The year Burgess and Hathorn won the Classic, they just kind of got together to partner. The sons came together sort of the same way.

“It was kind of just a spur of the moment thing this year,” Beam said. “We played in the Father-Son at Anniston with them. I’m not going to lie, it’s been a while since I‘d seen Noah play. Obviously, he’s upgraded a lot since college, he’s gotten a lot better and I needed a partner. I was like, well, let’s just see how this goes. So it’s going to be a shot in the dark and we’re going to have fun with it.”

The year they won it, Burgess and Hathorn trailed a record-setting scramble team after the first round, took the lead in the scamble at Cider Ridge and won by five over the defending champions.

“It seems like we had a lot of good momentum and good things happen,” Burgess said. “We got one of those three days we brother-in-lawed with each other and everything went perfect. It was just fun to ride the rollercoaster that far. For us to win was kind of huge, kind of like the App State and Michigan (football) thing (in 2007), kind of coming out of nowhere.”

As much fun as it was for the fathers to win, the sons were having a big time following the action, hanging around the 19th Hole and trying to figure out a way to get down to the 18th green for the finish.

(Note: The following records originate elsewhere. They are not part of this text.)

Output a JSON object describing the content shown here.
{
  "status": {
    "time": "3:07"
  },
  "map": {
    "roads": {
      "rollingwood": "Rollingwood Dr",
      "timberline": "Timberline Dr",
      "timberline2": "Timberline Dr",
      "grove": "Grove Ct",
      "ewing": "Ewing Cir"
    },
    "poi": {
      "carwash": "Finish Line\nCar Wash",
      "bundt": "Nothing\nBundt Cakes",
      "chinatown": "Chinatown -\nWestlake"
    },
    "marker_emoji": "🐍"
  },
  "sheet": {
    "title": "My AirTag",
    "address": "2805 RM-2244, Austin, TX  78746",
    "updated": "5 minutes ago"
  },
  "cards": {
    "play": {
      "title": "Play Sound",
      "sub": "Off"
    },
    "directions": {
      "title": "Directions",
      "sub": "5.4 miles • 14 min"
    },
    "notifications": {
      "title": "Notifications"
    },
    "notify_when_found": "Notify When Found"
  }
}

“I remember Garrett and I having our families at ACC watching with the hopes that the breaks would go our way that Sunday,” Hathorn recalled. “Noah and Drennen were our biggest fans. I have a picture that was taken on 16. The hope and pride that I see in Noah’s expression is priceless to me now.”

“The thing I remember the most being up there and having that that picture of them with the trophy,” Beam said. “It was just a cool moment for us because golf has always been big in our family. Watching them in the last few holes knowing they were about to take this thing in and win, that was pretty cool.”

The champion partners played together for the next six years, finishing third as defending champs, fifth in 2015, third in 2016, fourth in 2017, T-2 in 2018 and seventh in 2019. When the tournament returned last year after a year off for COVID, they returned with different partners.

Hathorn teamed with Kenny Wright, giving the Classic its first all-lefthanders team, and Burgess partnered with Tanner Wells. Both teams remain intact this year.

Beam said it would be “freaking awesome” if the legacy team could repeat their fathers’ feat, but for now it’s all making their way.

“Right now, it’s more of a let’s just have fun with it because we’re both at that age where we’re going to have a little fun,” he said. “If it comes about, I think it would an awesome tradition to keep carrying on.”